Thousands of people have taken to the streets in different cities in northern Syria to protest the meeting between Turkey’s Defense Minister Hulusi Akar and his Syrian and Russian counterparts in a sign of a possible rapprochement between Ankara and Damascus.
The demonstrators, dressed with Syrian flags, protested in different cities in northern Syria, such as Afrin, Yarabulus, Idlib or Azaz, in the governorate of Aleppo, according to the opposition news portal Shaam.
The Syrians have shouted chants against the Syrian president, Bashar al Assad, and have carried banners with slogans such as «we die, but we do not reconcile with Al Assad», as reported by the Syrian Observatory for Human Rights.

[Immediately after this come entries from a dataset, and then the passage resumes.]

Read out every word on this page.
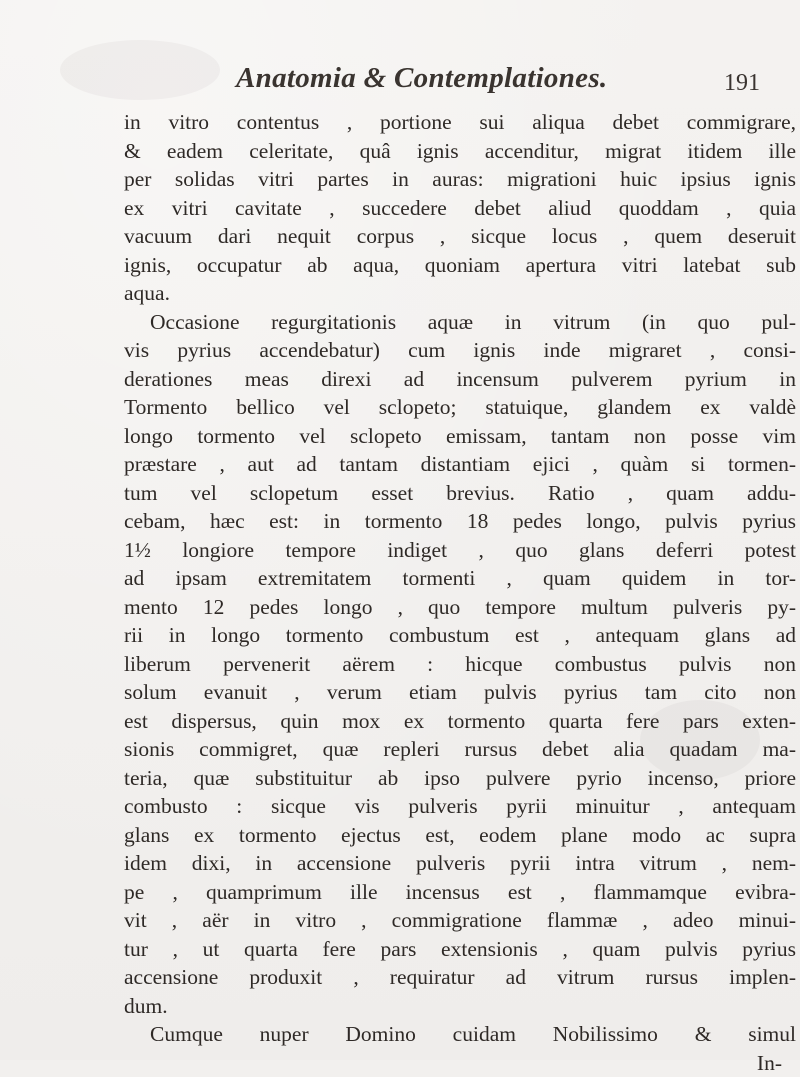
Anatomia & Contemplationes.	191
in vitro contentus , portione sui aliqua debet commigrare,
& eadem celeritate, quâ ignis accenditur, migrat itidem ille
per solidas vitri partes in auras: migrationi huic ipsius ignis
ex vitri cavitate , succedere debet aliud quoddam , quia
vacuum dari nequit corpus , sicque locus , quem deseruit
ignis, occupatur ab aqua, quoniam apertura vitri latebat sub
aqua.
Occasione regurgitationis aquæ in vitrum (in quo pul-
vis pyrius accendebatur) cum ignis inde migraret , consi-
derationes meas direxi ad incensum pulverem pyrium in
Tormento bellico vel sclopeto; statuique, glandem ex valdè
longo tormento vel sclopeto emissam, tantam non posse vim
præstare , aut ad tantam distantiam ejici , quàm si tormen-
tum vel sclopetum esset brevius. Ratio , quam addu-
cebam, hæc est: in tormento 18 pedes longo, pulvis pyrius
1½ longiore tempore indiget , quo glans deferri potest
ad ipsam extremitatem tormenti , quam quidem in tor-
mento 12 pedes longo , quo tempore multum pulveris py-
rii in longo tormento combustum est , antequam glans ad
liberum pervenerit aërem : hicque combustus pulvis non
solum evanuit , verum etiam pulvis pyrius tam cito non
est dispersus, quin mox ex tormento quarta fere pars exten-
sionis commigret, quæ repleri rursus debet alia quadam ma-
teria, quæ substituitur ab ipso pulvere pyrio incenso, priore
combusto : sicque vis pulveris pyrii minuitur , antequam
glans ex tormento ejectus est, eodem plane modo ac supra
idem dixi, in accensione pulveris pyrii intra vitrum , nem-
pe , quamprimum ille incensus est , flammamque evibra-
vit , aër in vitro , commigratione flammæ , adeo minui-
tur , ut quarta fere pars extensionis , quam pulvis pyrius
accensione produxit , requiratur ad vitrum rursus implen-
dum.
Cumque nuper Domino cuidam Nobilissimo & simul
In-
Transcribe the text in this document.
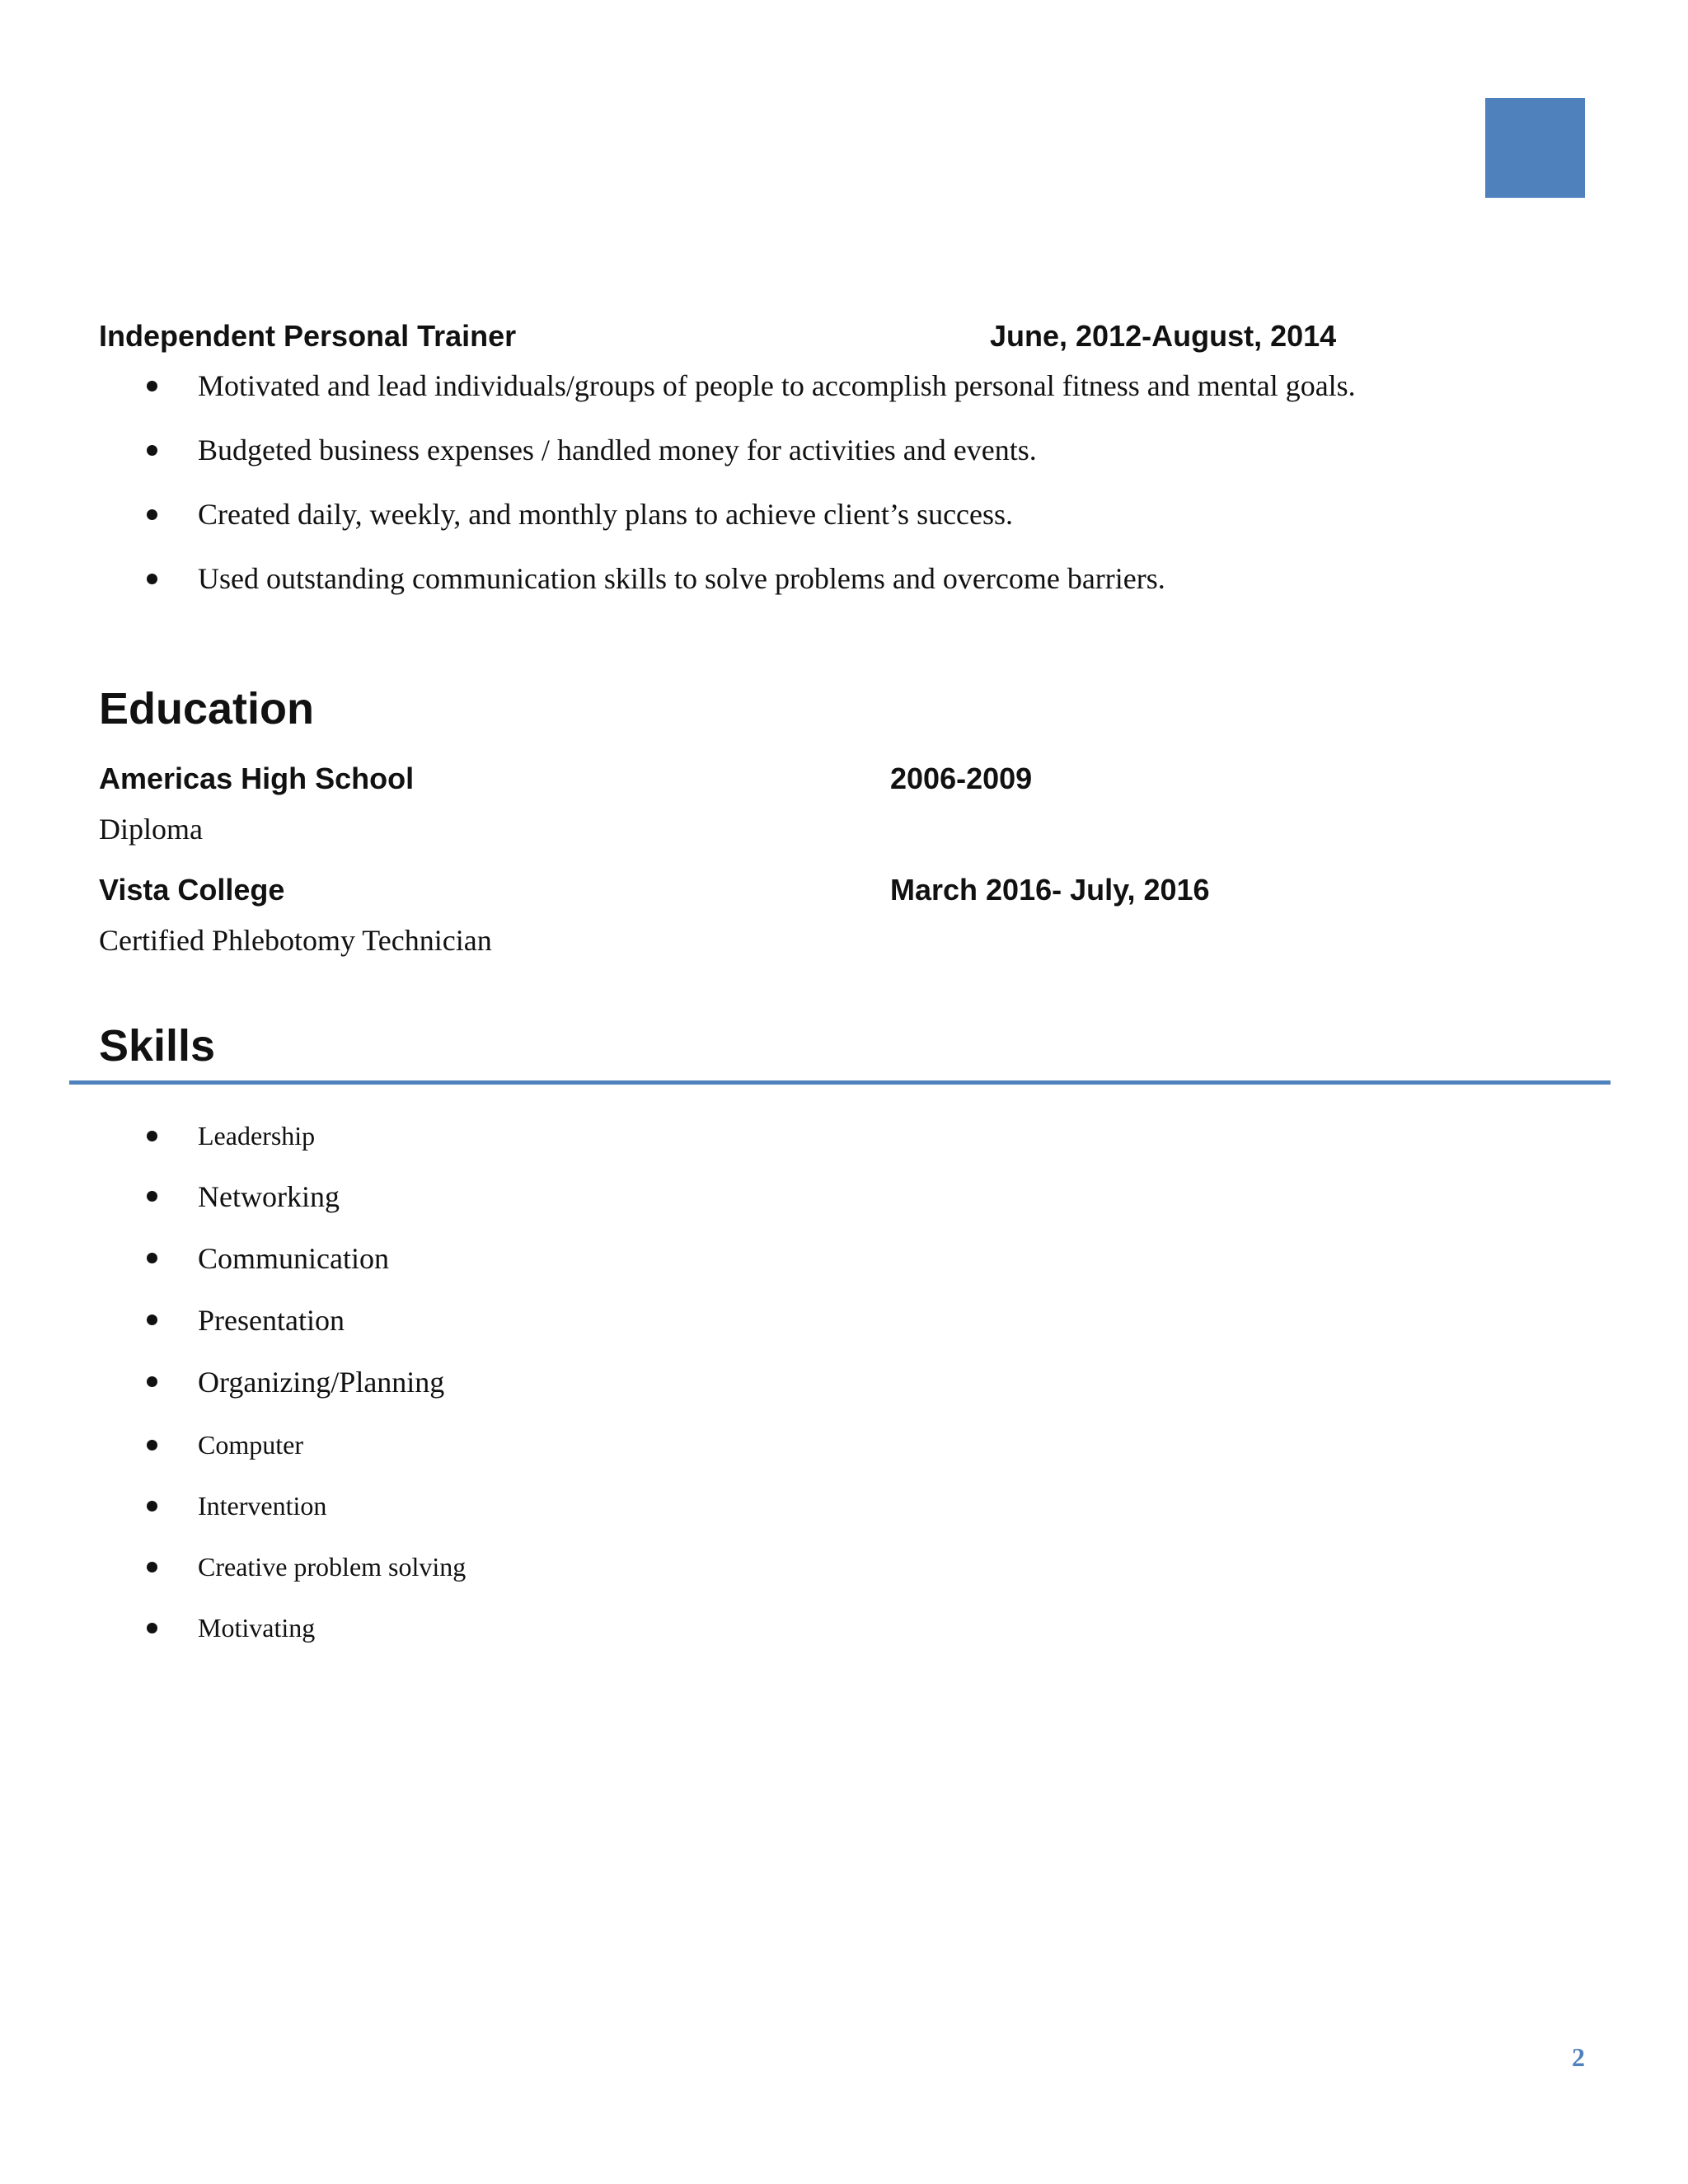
Independent Personal Trainer	June, 2012-August, 2014
Motivated and lead individuals/groups of people to accomplish personal fitness and mental goals.
Budgeted business expenses / handled money for activities and events.
Created daily, weekly, and monthly plans to achieve client’s success.
Used outstanding communication skills to solve problems and overcome barriers.
Education
Americas High School	2006-2009
Diploma
Vista College	March 2016- July, 2016
Certified Phlebotomy Technician
Skills
Leadership
Networking
Communication
Presentation
Organizing/Planning
Computer
Intervention
Creative problem solving
Motivating
2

The meeting, which has generated unease among the Syrian population in the north of the country, is the first of its kind since the Syrian war broke out in 2011 and took place in Moscow to address the Syrian crisis in a sign of a possible strengthening of bilateral relations, damaged because of the conflict and Turkey’s support to various rebel groups.
The meeting between the parties took place after Turkish President Recep Tayyip Erdogan proposed to his Russian counterpart Vladimir Putin in mid-December to hold a trilateral meeting with Al Assad, and thus open a process of negotiations.
The Turkish army has in recent years launched several offensives against Kurdish groups in Iraq and Syria – mainly the Kurdistan Workers’ Party (PKK) and the People’s Protection Units (YPG) – which has been denounced by Baghdad and Damascus as a violation of their sovereignty.